Abstract

Q. Zhao and L. Tong
"Signal Processing for Multiaccess Communication Networks"
Signal Processing for Mobile Communications Handbook, CRC Press, 2004.
 
In multiaccess wireless networks where a common channel is shared by a population of users, both the reception capability of the common wireless channel and the efficiency of the medium access control (MAC) protocol affect the network performance. Traditionally, MAC protocols are designed based on a collision channel model where any concurrent transmissions result in the destruction of all transmitted packets. Numerous protocols, such as ALOHA, the tree algorithm, the first-come first-serve (FCFS) algorithm, and a class of adaptive schemes, have been proposed to coordinate the transmissions of all users for the efficient utilization of the limited channel reception capability.

The advent of sophisticated signal processing techniques has changed the underlying assumptions made by conventional MAC protocols. In networks with space-division multiple access or code-division multiple access, it is possible to receive some or all simultaneously transmitted packets which, in the conventional channel, would result in a collision and require retransmissions. In addition to the direct throughput improvement resulting from the recovery of colliding packets, the traffic load caused by retransmissions is reduced, which further decreases the frequency of collision.

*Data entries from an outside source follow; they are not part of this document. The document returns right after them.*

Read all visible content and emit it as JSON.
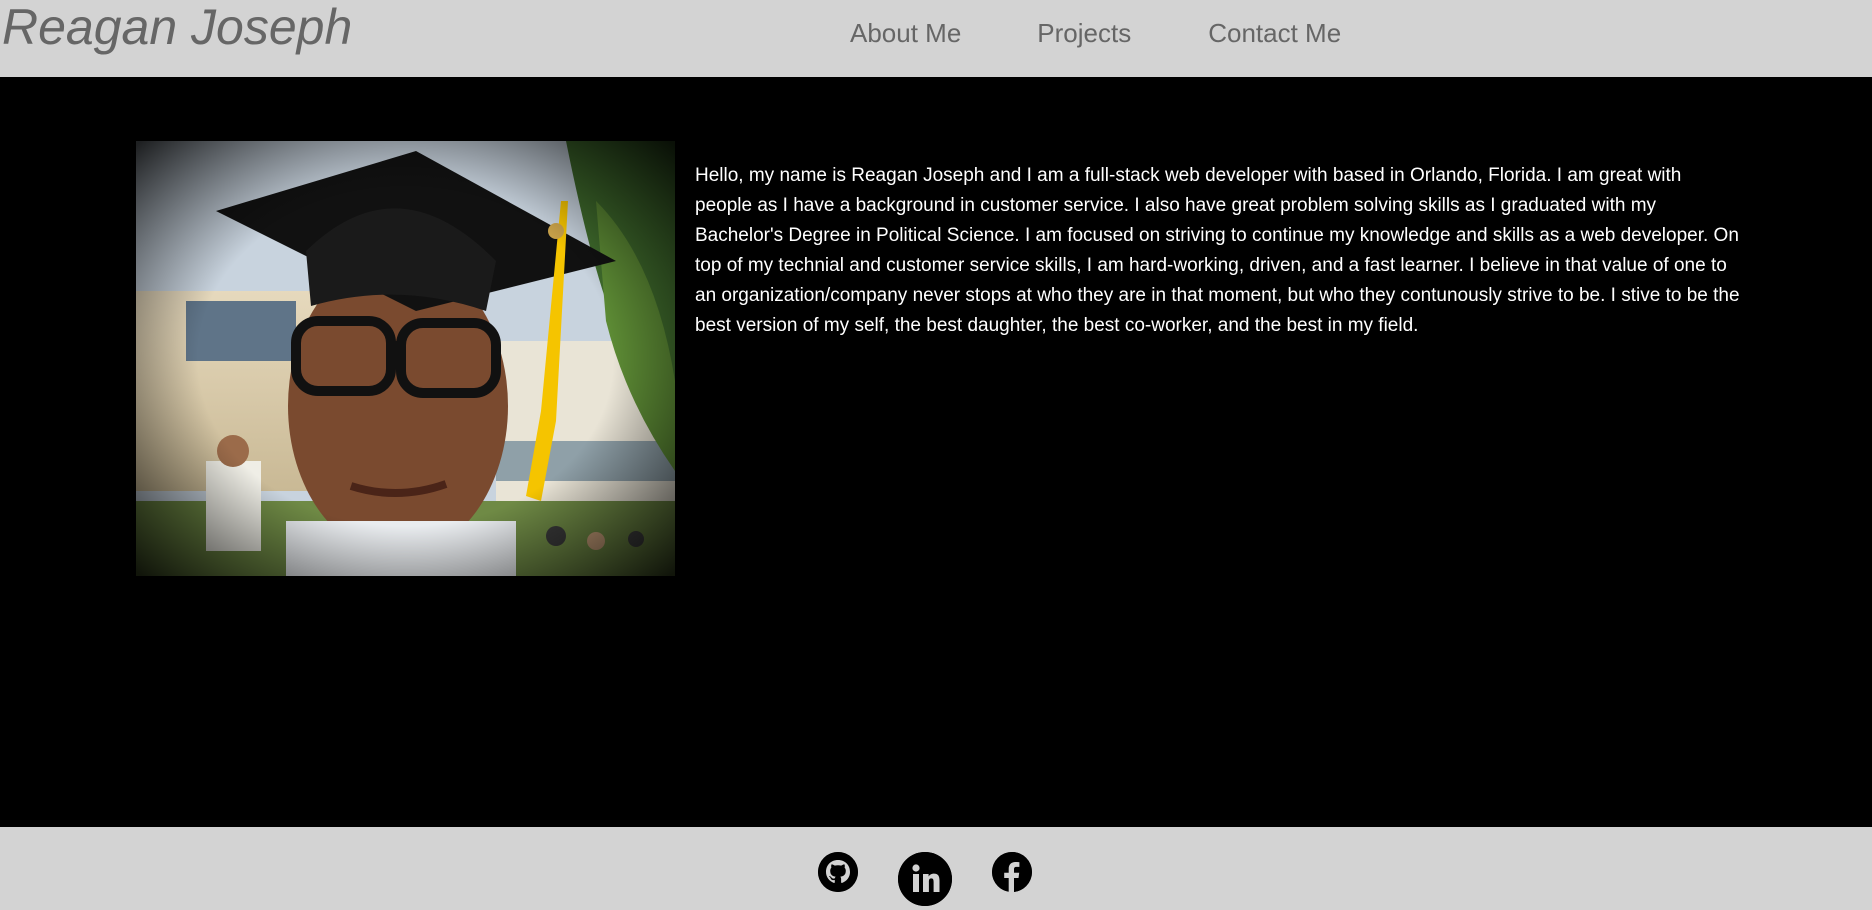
{
  "header": {
    "title": "Reagan Joseph",
    "nav": [
      {
        "label": "About Me"
      },
      {
        "label": "Projects"
      },
      {
        "label": "Contact Me"
      }
    ]
  },
  "about": {
    "bio": "Hello, my name is Reagan Joseph and I am a full-stack web developer with based in Orlando, Florida. I am great with people as I have a background in customer service. I also have great problem solving skills as I graduated with my Bachelor's Degree in Political Science. I am focused on striving to continue my knowledge and skills as a web developer. On top of my technial and customer service skills, I am hard-working, driven, and a fast learner. I believe in that value of one to an organization/company never stops at who they are in that moment, but who they contunously strive to be. I stive to be the best version of my self, the best daughter, the best co-worker, and the best in my field.",
    "photo_icon": "graduation-portrait-photo"
  },
  "footer": {
    "social": [
      {
        "icon": "github-icon"
      },
      {
        "icon": "linkedin-icon"
      },
      {
        "icon": "facebook-icon"
      }
    ]
  },
  "colors": {
    "header_bg": "#d3d3d3",
    "main_bg": "#000000",
    "header_text": "#666666",
    "body_text": "#ffffff",
    "tassel": "#f5c400"
  }
}
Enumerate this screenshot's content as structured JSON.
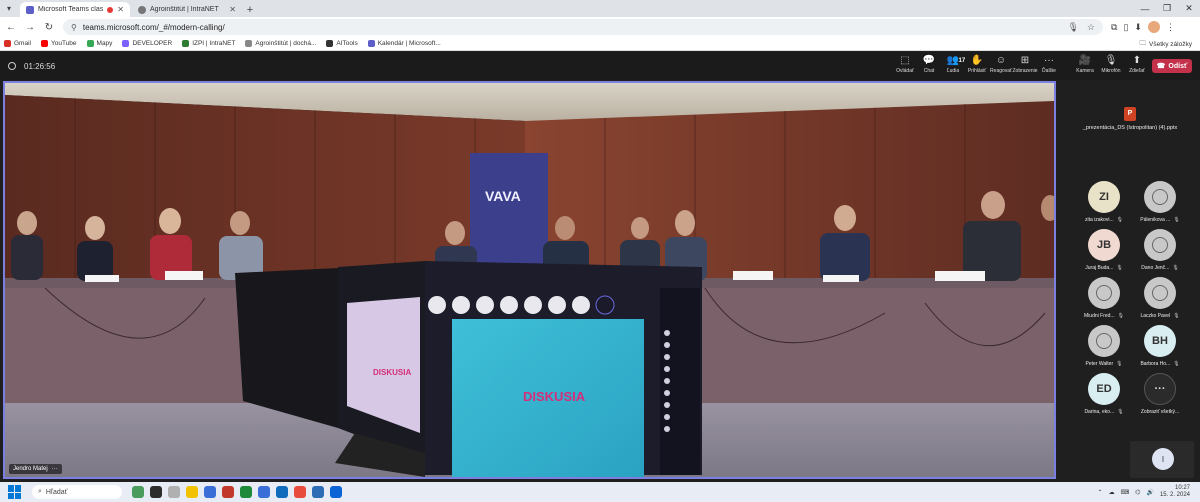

While promising improvement in the overall performance of the network, this multipacket reception (MPR) capability presents new challenges to MAC designers. First, the MPR capability enriches the channel outcome, which makes it more difficult to infer the state of a user from the feedback information. Second, the MPR capability opens new options for collision resolution which, in the conventional collision channel, can be achieved only by splitting of users. To fully exploit the MPR capability, new MAC protocols need to be designed. In this chapter, we present signal processing techniques that enable multipacket reception at the physical layer and examine their impact on the performance and design of MAC protocols.